Sunday, March 13, 2022

Upstairs, Downstairs (1971-1975) 2


Last week I had occasion to explain to the incredulous grandchild of a woman my age that when we were your age there was no internet, only a box called a TV and a larger box you walked into called a cinema. Oh? Yes, and rather than an increasingly infinite selection of URLs, you had only seven channels -- Canadian channels CBC (2) and CTV(8); a Bellingham, U.S. channel that came in fuzzy without cable, called KVOS (12); and cable channels KOMO/ABC (4), KING/NBC (5), KIRO/CBS (7) and PBS (KCTS) (9), all from Seattle. So you didn't get to watch very much TV? On the contrary, we watched it all the time. Like your thespian Nana, it was always on.

Later that day the three of us went thrifting, where I found the first season of Upstairs, Downstairs and held it up as an example of PBS's "grown-up" fare, in contrast to "kids" programming like Zoom (1972-1978). Zoom? Yes, Zoom. And as if on cue, Nana and I sang and danced the opening theme song -- "C'mon and gonna zoom, zoom, zoom-a, zoom ...," with me busting Luiz's move, and Nana Bernadette's. "Were you allowed to watch that?" asked the grandchild, pointing to the Upstairs, Downstairs box. "Ugh," I said, "there was nothing more boring when I was your age," and Nana nodded solemnly. "Will you watch it now?' asked the grandchild. "Yes," said Nana, taking the box from my hand, "if for no other reason than to find out what bored us."

After watching the opening Fay Weldon-penned episode, Nana and I concluded that Upstairs, Downstairs is brilliantly written and acted -- a brilliance that stands in contrast to its dimly-lit sets and occasionally caught-off-guard camera work. Could that dimness account for what bored us as children? "Hardly," said Nana, "it's nowhere near as dim as Dark Shadows, and we loved that." Which is true -- we did. As for themes, it isn't until the third episode, "Board Wages", that the class element is explored.

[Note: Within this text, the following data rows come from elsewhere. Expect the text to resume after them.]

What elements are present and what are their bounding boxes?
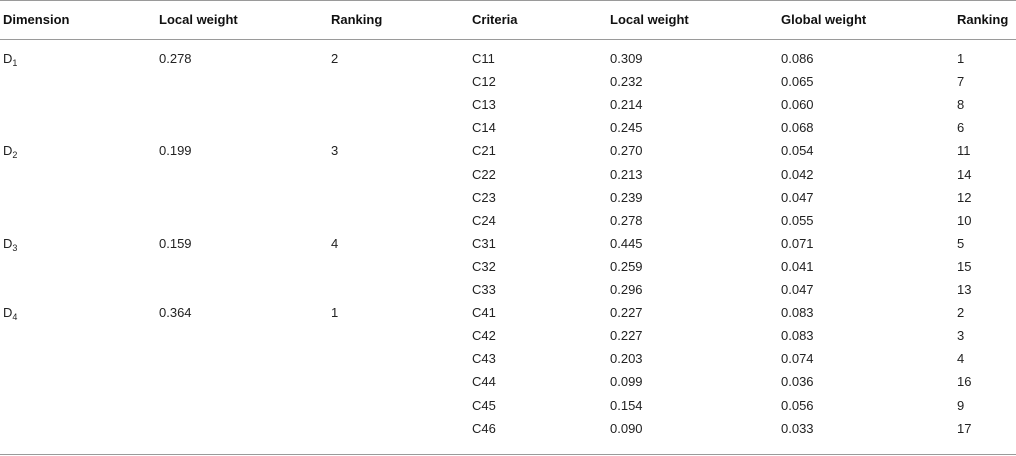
criteria-global-weight: 0.083 [781, 328, 814, 343]
criteria-id: C31 [472, 236, 496, 251]
dimension-letter: D [3, 51, 13, 66]
criteria-ranking: 3 [957, 328, 965, 343]
criteria-local-weight: 0.445 [610, 236, 643, 251]
header-criteria-ranking: Ranking [957, 12, 1009, 27]
criteria-ranking: 7 [957, 74, 965, 89]
criteria-global-weight: 0.047 [781, 282, 814, 297]
header-criteria: Criteria [472, 12, 518, 27]
criteria-local-weight: 0.239 [610, 190, 643, 205]
criteria-id: C23 [472, 190, 496, 205]
criteria-local-weight: 0.214 [610, 97, 643, 112]
dimension-local-weight: 0.159 [159, 236, 192, 251]
dimension-subscript: 1 [12, 58, 18, 68]
criteria-local-weight: 0.227 [610, 328, 643, 343]
header-rule [0, 39, 1016, 40]
criteria-local-weight: 0.259 [610, 259, 643, 274]
dimension-letter: D [3, 143, 13, 158]
criteria-global-weight: 0.054 [781, 143, 814, 158]
criteria-ranking: 8 [957, 97, 965, 112]
criteria-global-weight: 0.086 [781, 51, 814, 66]
criteria-global-weight: 0.065 [781, 74, 814, 89]
criteria-global-weight: 0.060 [781, 97, 814, 112]
table-top-rule [0, 0, 1016, 1]
dimension-letter: D [3, 236, 13, 251]
criteria-local-weight: 0.099 [610, 374, 643, 389]
criteria-local-weight: 0.154 [610, 398, 643, 413]
header-global-weight: Global weight [781, 12, 867, 27]
criteria-global-weight: 0.033 [781, 421, 814, 436]
dimension-ranking: 1 [331, 305, 339, 320]
dimension-ranking: 2 [331, 51, 339, 66]
criteria-global-weight: 0.041 [781, 259, 814, 274]
dimension-label: D2 [3, 143, 18, 160]
criteria-id: C32 [472, 259, 496, 274]
criteria-local-weight: 0.309 [610, 51, 643, 66]
dimension-label: D4 [3, 305, 18, 322]
criteria-ranking: 17 [957, 421, 972, 436]
criteria-ranking: 10 [957, 213, 972, 228]
header-dimension: Dimension [3, 12, 70, 27]
criteria-id: C41 [472, 305, 496, 320]
criteria-global-weight: 0.055 [781, 213, 814, 228]
criteria-id: C46 [472, 421, 496, 436]
criteria-global-weight: 0.042 [781, 167, 814, 182]
criteria-global-weight: 0.071 [781, 236, 814, 251]
dimension-local-weight: 0.199 [159, 143, 192, 158]
criteria-local-weight: 0.090 [610, 421, 643, 436]
criteria-ranking: 1 [957, 51, 965, 66]
criteria-local-weight: 0.227 [610, 305, 643, 320]
criteria-id: C21 [472, 143, 496, 158]
criteria-ranking: 12 [957, 190, 972, 205]
criteria-local-weight: 0.232 [610, 74, 643, 89]
criteria-id: C11 [472, 51, 495, 66]
criteria-id: C12 [472, 74, 496, 89]
dimension-subscript: 4 [12, 312, 18, 322]
criteria-id: C14 [472, 120, 496, 135]
criteria-id: C44 [472, 374, 496, 389]
dimension-letter: D [3, 305, 13, 320]
criteria-ranking: 16 [957, 374, 972, 389]
dimension-label: D1 [3, 51, 18, 68]
criteria-ranking: 6 [957, 120, 965, 135]
criteria-ranking: 15 [957, 259, 972, 274]
criteria-global-weight: 0.068 [781, 120, 814, 135]
criteria-local-weight: 0.296 [610, 282, 643, 297]
header-dimension-local-weight: Local weight [159, 12, 238, 27]
header-criteria-local-weight: Local weight [610, 12, 689, 27]
criteria-local-weight: 0.203 [610, 351, 643, 366]
dimension-ranking: 3 [331, 143, 339, 158]
dimension-subscript: 2 [12, 150, 18, 160]
criteria-global-weight: 0.047 [781, 190, 814, 205]
criteria-ranking: 4 [957, 351, 965, 366]
dimension-local-weight: 0.364 [159, 305, 192, 320]
criteria-global-weight: 0.036 [781, 374, 814, 389]
criteria-id: C33 [472, 282, 496, 297]
table-bottom-rule [0, 454, 1016, 455]
criteria-global-weight: 0.083 [781, 305, 814, 320]
dimension-ranking: 4 [331, 236, 339, 251]
criteria-ranking: 9 [957, 398, 965, 413]
criteria-id: C42 [472, 328, 496, 343]
criteria-id: C24 [472, 213, 496, 228]
criteria-id: C43 [472, 351, 496, 366]
dimension-local-weight: 0.278 [159, 51, 192, 66]
criteria-ranking: 11 [957, 143, 971, 158]
criteria-id: C13 [472, 97, 496, 112]
dimension-subscript: 3 [12, 243, 18, 253]
criteria-global-weight: 0.056 [781, 398, 814, 413]
criteria-id: C45 [472, 398, 496, 413]
criteria-ranking: 13 [957, 282, 972, 297]
criteria-local-weight: 0.213 [610, 167, 643, 182]
criteria-local-weight: 0.270 [610, 143, 643, 158]
criteria-ranking: 2 [957, 305, 965, 320]
criteria-local-weight: 0.245 [610, 120, 643, 135]
criteria-ranking: 5 [957, 236, 965, 251]
criteria-local-weight: 0.278 [610, 213, 643, 228]
criteria-ranking: 14 [957, 167, 972, 182]
dimension-label: D3 [3, 236, 18, 253]
header-dimension-ranking: Ranking [331, 12, 383, 27]
criteria-id: C22 [472, 167, 496, 182]
criteria-global-weight: 0.074 [781, 351, 814, 366]
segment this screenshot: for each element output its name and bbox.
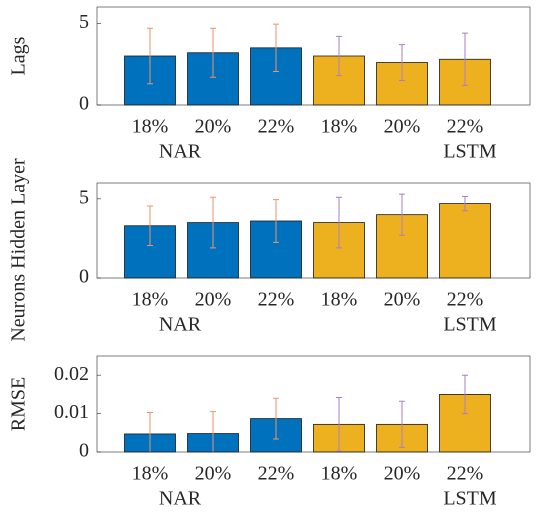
bar [439, 203, 491, 279]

The picture up top is from a scene in the fifth episode ("A Suitable Marriage") that immediately follows the scene in the bedroom of seventeen-year-old Elizabeth Bellamy. As housemaid Rose is tucking-in Elizabeth, the latter tells the former how she has fallen in love with the visiting Baron Klaus von Rimmer, but doesn't like him much, and Rose has trouble with the paradox. "Oh don't be so shocked, Rose, we're living in modern times!" And indeed we are, for the year is 1906, and German spies, as we have come to learn, are everywhere in London, and like modernism itself, they are engaging in new methods of subterfuge. The scene that follows Rose and Elizabeth is of Rose walking into a guest bedroom, where she finds Klaus kneeling before the footman, Alfred, as he is doing up the buttons of his pants. 

Distraught, Rose tells the butler, Mr Hudson, and he tells Lord Bellamy, who is already wise to Klaus's spying and has arranged for Scotland Yard to arrest him during a parlour room gathering later that night.  Bellamy asks Mr Hudson not to tell anyone, but Alfred overhears this and, in the scene pictured below, delivers a note to Klaus who reads it, excuses himself and, along with Alfred, is never seen again. But as before, where Elizabeth's line about "modern times" precedes the discovery of a homosexual act, we have Sir Adam (far-left) responding to Lady Prudence's declaration of Adam's incorrigibility: "Incorrigibles ripen with age, like most other fruits."

"What's an in-cor-idge-ah-bull?" asks the grandchild, to which Nana, in the spirit of Lady Prudence, replies: "Someone who persists in equating homosexuality with villainy."